- Developers: Michael Simpson, Terry Simpson (BBC/Electron) Jason Benham (C64) Charles Goodwin (Spectrum/CPC) Shane O'Brien (Amiga/ST)
- Publishers: Superior/Acornsoft Superior/Alligata Codemasters
- Designers: Michael Simpson, Terry Simpson
- Platforms: Acorn Electron, Amiga, Amstrad CPC, Atari ST, BBC Micro, Commodore 64, ZX Spectrum
- Release: 1988 (8-bit) 1991 (Amiga/ST)
- Genres: Fighting, sports
- Modes: Single-player, multiplayer

= By Fair Means or Foul =

1988 video game

By Fair Means or Foul (later also released as Pro Boxing Simulator) is a boxing video game first published for a range of 8-bit home computers in 1988 by Superior Software. It was later reissued with the new title by Codemasters who also published conversions for 16-bit computers. The game offers a variety of boxing moves including fouls. The game received mixed reviews.

==Gameplay==

In game shot (Amstrad CPC). The red player outline in the top corner indicates Player 2 is being watched by the referee.
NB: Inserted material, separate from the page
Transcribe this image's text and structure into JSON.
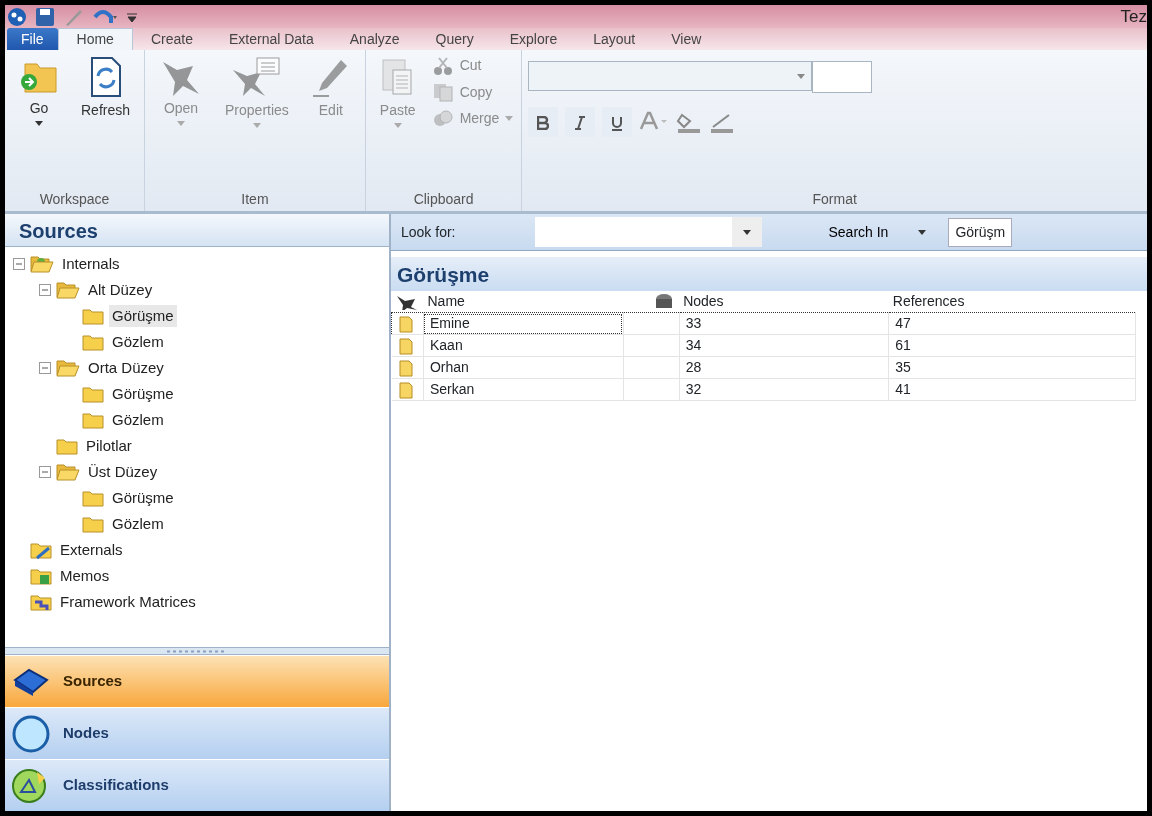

The game can be played either as a two-player versus game or single-player against the computer. The objective of the one player game is to attempt to become the World Champion by defeating six opponents. The opponents become progressively more difficult to beat. The player can then continue to defend their title against difficult opponents.

The game features a wide range of moves including fair moves (punches, jabs, uppercuts) and foul moves (kicks, knees, head butts, groin punches) as well as blocks and dodging moves. Foul moves can be made when the referee is not looking but lead to a loss of 'chance' (or life) if seen. Indicators on screen let the player know when the referee is likely to notice foul moves. Successful hits reduce the opponent's energy bar. When the energy bar reaches zero, the player is knocked out but this just ends the round. The player with the lowest energy at the end of the round loses a 'chance'.

As the game is played, members of the audience make comments which are shown on screen as speech bubbles.

==Development and release==
The game was originally developed by Michael and Terry Simpson for the BBC Micro and Acorn Electron. The game was converted to Commodore 64, Amstrad CPC and ZX Spectrum and launched simultaneously by Superior Software in 1988. The BBC and Electron versions were released under the joint Superior/Acornsoft name while the other versions were released under the Superior/Alligata name. All versions were released on cassette with all versions except the Electron also released on floppy disk.

Cover of Pro Boxing Simulator

The game was then released as a budget title by Codemasters in 1990 under the new title Pro Boxing Simulator (to fit with its long-running series). Controversially, this version had the words "New Release" on the cassette cover which led to complaints when people bought the game not realising it was the same as By Fair Means or Foul. Codemasters then reissued the game with the "New Release" box changed to "Previously known as 'Fair Means or Foul'" and offered to refund anyone who had bought both versions of the game.

Codemasters also converted the game to Amiga and Atari ST and these versions were released in 1991.

==Reception==
Reviews were mixed. Electron User awarded the game 8/10, praising the fact it approaches boxing from a "different direction". Amstrad Action gave a score of 83%. Sinclair User gave a generally positive review picking out good points including "the wide variety of fighting moves, the decent sound effects and music, the comments from the crowd and the ref" but said the game was not "smooth or novel enough to make you scream with joy" awarding an overall score of 68%.

Zzap!64 said the game "can't be faulted" as a boxing simulation but cited the "badly drawn" and "blocky" graphics, giving a score of 66%. Your Sinclair gave the game an overall score of 6/10 but complained of "poor graphics, unwieldy control, and painful speed". Amiga Force gave a score of 58% in a Codemasters retrospective in 1994, labelling the game "engaging".

Computer and Video Games (testing the Amstrad version) gave a score of only 36%, again criticising the "blocky" and "sparse" graphics but also only giving a score of 2/5 for playability.